A brave new world for retail IT
Photo by iStock.com
By Nick East, CEO, Zynstra
Retailers are utilizing IT in pursuit of two key goals — improving customer service and driving down cost. As a result, all IT investment has to be justified against improvements delivered in both of these areas.
When it comes to cost, how technology is deployed, supported and updated across hundreds or thousands of stores is critical. However, in a highly competitive landscape constantly shaped by changing customer needs, IT should be a strategic enabler, driving the business forward, fostering innovation and providing the platform for retailers to improve the customer experience while achieving operational efficiencies.
The multi-channel landscape
Overall, there is the growing realization that a distributed store environment must be better integrated into the IT estate. In this way, it can be better used to optimize the customer journey and leverage brand equity.
This is especially true in today's multi-channel environment where the customer journey has to seamlessly integrate across all platforms, including social, mobile and in-store. In order for the customer to get the same experience across stores and the digital domain, there needs to be an integration of retail systems across all locations — and in-store in real time. Whether that's having mobile sales personnel armed with tablets or increased use of mobile payment terminals throughout the store, there needs to be the right IT backbone, in-store, to support it. So much of today's discussions center on the new front-end applications retailers need to elevate the customer experience, but unless they have the correct back-office infrastructure in-store it is near impossible to introduce new services efficiently.

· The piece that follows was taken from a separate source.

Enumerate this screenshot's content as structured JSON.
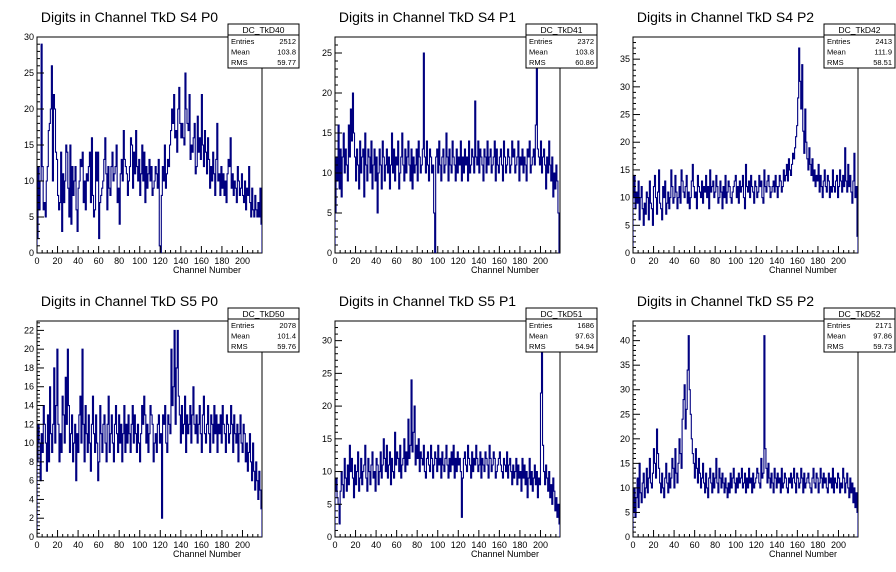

So what is needed from IT to make this all a reality? Both from an in-store and customer journey point of view.
Innovation — advanced applications
The use of new applications can drive new customer experiences. These new applications need to run across multiple device types and may rely heavily on advanced graphics and advanced POS activity. They require a virtualized infrastructure that can efficiently, flexibly and reliably support multiple applications without inbuilt latency issues.
In addition, retailers need the in-house skills and resources to make implementation of the applications and service a reality. In research recently commissioned by Zynstra, retail IT decision makers identified budgets (48 percent), difficulty in delivering consistency of in-store versus online experience (39%), presence of legacy IT (34 percent) and lack of local store IT skills (29 percent) as the main challenges they faced in getting new applications and services into stores. The research further found that 83 percent of retailers would definitely implement more new applications if it was easier to do so.
The value of data and analytics
The use of data in the retail environment is key to success, from purchasing to customer loyalty. In the multi-channel space, with a focus on personalization and customer retention, integrated analytics can add tremendous value. And this approach will only increase in importance as in-store technology advances — think facial and shelf image recognition, weight and RFID sensors, beacons, digital signage and in-store push notifications.
Importantly, this data needs to be collected from multiple devices and analyzed locally, often in real-time with periodic communication and reporting to centralized control points.
This leads to a discussion on the use of cloud. Local in-store IT needs to be integrated with the advanced analytics capabilities, centralized control and scale of the cloud, whether that's delivered on public or private infrastructure. This doesn't necessarily affect customers directly, but streamlines operations, which contribute to delivering that experience.
Storing data locally
Following on from the use of and need for advanced analytics, IT needs to be able to support the collection, analysis and storage of that data. In many cases, data must be stored and manipulated locally for bandwidth, latency and policy reasons. The more data that is collected in store, be it from beacons, sensors, or other devices, the greater the requirement for efficient local storage.
This is especially important as end user applications frequently need to run locally on devices to deliver the performance, responsiveness and reliability required. These can be best served by local compute/storage infrastructure that is lightweight, fit for purpose, coordinated on a scheduled and regular basis, and delivers the responsiveness that customers expect from their devices.
The way forward
Current infrastructure does not support these requirements and is a costly overhead. This is why innovative retailers are now looking to upgrade their in-store IT infrastructure, either by applying ‘edge scale' automation and virtualization software to extend the life of existing hardware, or by replacing in-store systems. This will enable them to have a platform to implement efficient deployment of new services and applications — as well as reducing the time to market of promotions in line with seasonal campaigns. Picking the right software platform also reduces their store cost to serve customers.
Virtualized, centrally managed in-store IT software can offer retailers the flexibility, responsiveness, control, and cost efficiency that they demand. 2018 will see more and more retail leaders across all sectors making a commitment to an in-store infrastructure that provides an answer to today's operational challenges, and a platform for future customer experience innovation.